Advances in machine learning owe much to the public availability of high-quality benchmark datasets and the well-defined problem settings that they encapsulate. Examples are abundant: CIFAR-10 for image classification, COCO for object detection, SQuAD for question answering, BookCorpus for language modelling, etc. There is a general belief that the accessibility of high-quality benchmark datasets is central to the thriving of our community.
However, three prominent issues affect benchmark datasets: data scarcity, privacy, and bias. They already manifest in many existing benchmarks, and also make the curation and publication of new benchmarks difficult (if not impossible) in numerous high-stakes domains, including healthcare, finance, and education. Hence, although ML holds strong promise in these domains, the lack of high-quality benchmark datasets creates a significant hurdle for the development of methodology and algorithms and leads to missed opportunities.

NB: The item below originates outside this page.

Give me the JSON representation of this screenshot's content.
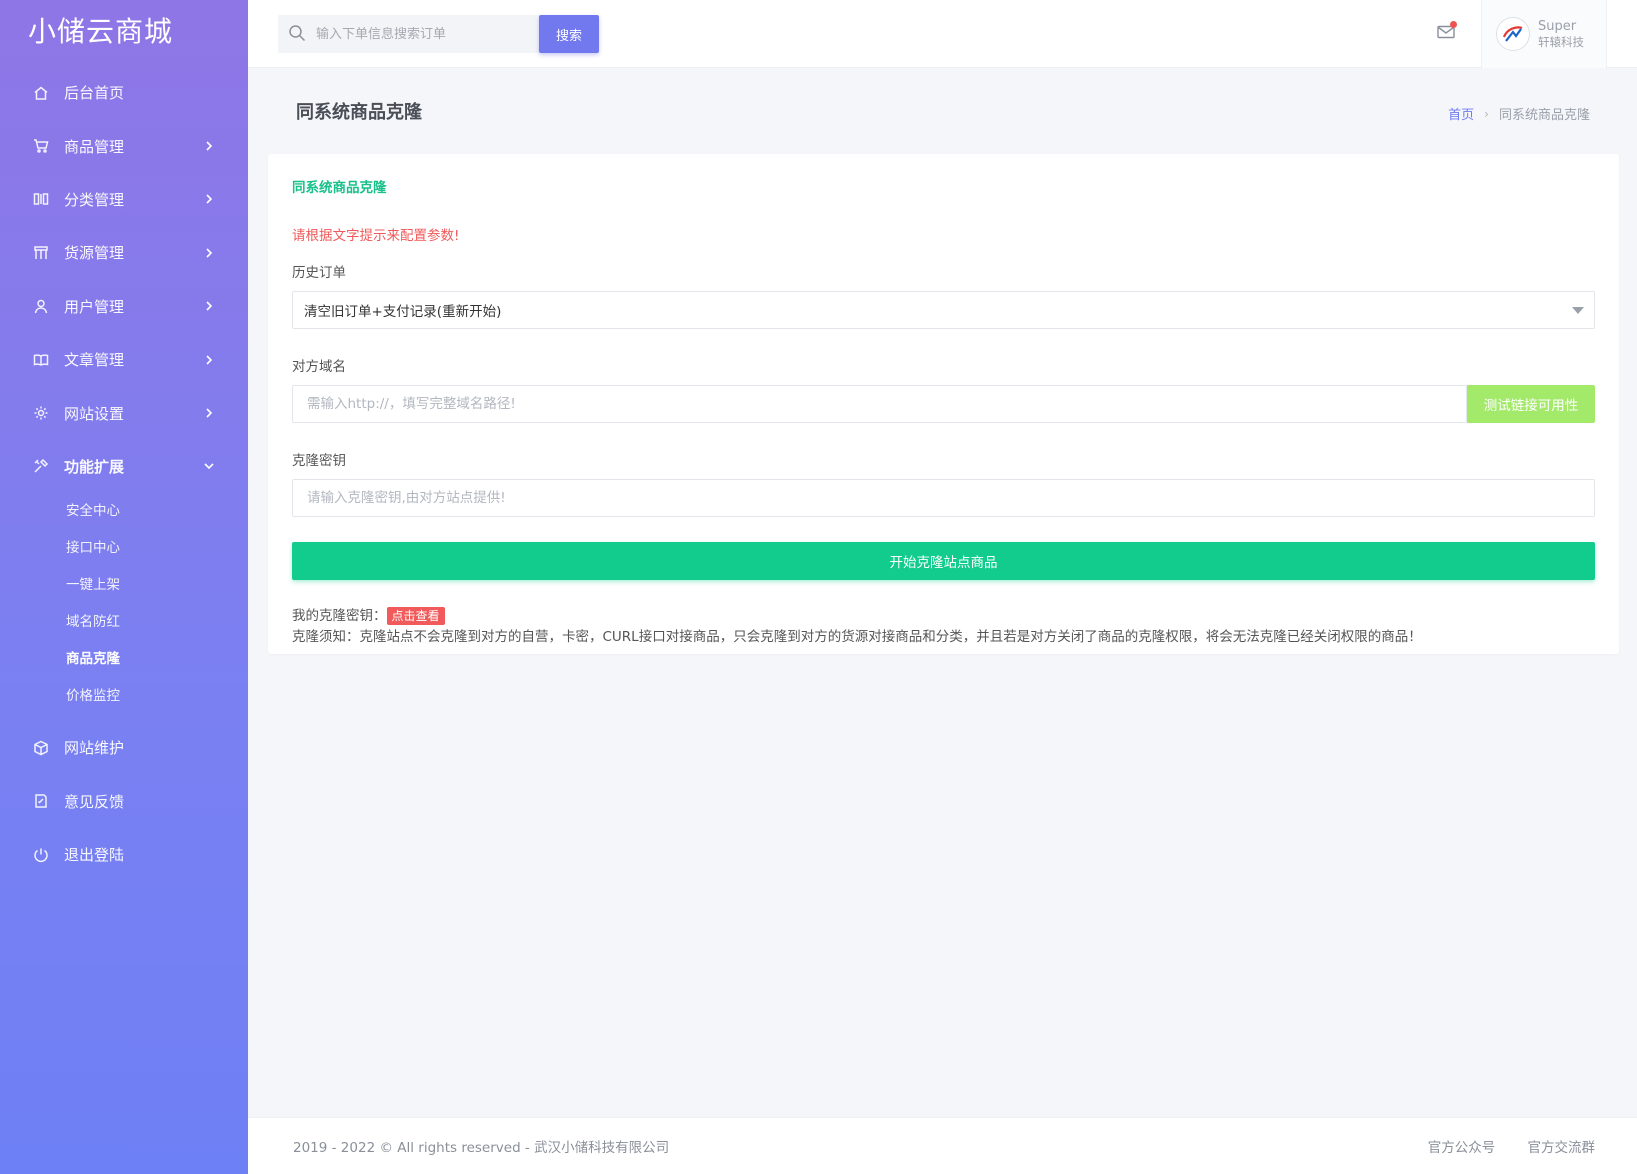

Synthetic data is a promising solution to the key issues of benchmark dataset curation and publication. Specifically, high-quality synthetic data generation could be done while addressing the following major issues.
1. Data Scarcity. The training and evaluation of ML algorithms require datasets with a sufficient sample size. Note that even if the algorithm can learn from very few samples, we still need sufficient validation data for model evaluation. However, it is often challenging to obtain the desired number of samples due to the inherent data scarcity (e.g. people with unique characteristics, patients with rare diseases etc.) or the cost and feasibility of certain data collection. There has been very active research in cross-domain and out-of-domain data generation, as well as generation from a few samples. Once the generator is trained, one could obtain arbitrarily large synthetic datasets.
2. Privacy. In many key applications, ML algorithms rely on record-level data collected from human subjects, which leads to privacy concerns and legal risks. As a result, data owners are often hesitant to publish datasets for the research community. Even if they are willing to, accessing the datasets often requires significant time and effort from the researchers. Synthetic data is regarded as one potential way to promote privacy. The 2019 NeurIPS Competition "Synthetic data hide and seek challenge" demonstrates the difficulty in performing privacy attacks on synthetic data. Many recent works look further into the theoretical and practical aspects of synthetic data and privacy.
3. Bias and under-representation. The benchmark dataset may be subject to data collection bias and under-represent certain groups (e.g. people with less-privileged access to technology). Using these datasets as benchmarks would (implicitly) encourage the community to build algorithms that reflect or even exploit the existing bias. This is likely to hamper the adoption of ML in high-stake applications that require fairness, such as finance and justice. Synthetic data provides a way to curate less biased benchmark data. Specifically, (conditional) generative models can be used to augment any under-represented group in the original dataset. Recent works have shown that training on synthetically augmented data leads to consistent improvements in robustness and generalisation.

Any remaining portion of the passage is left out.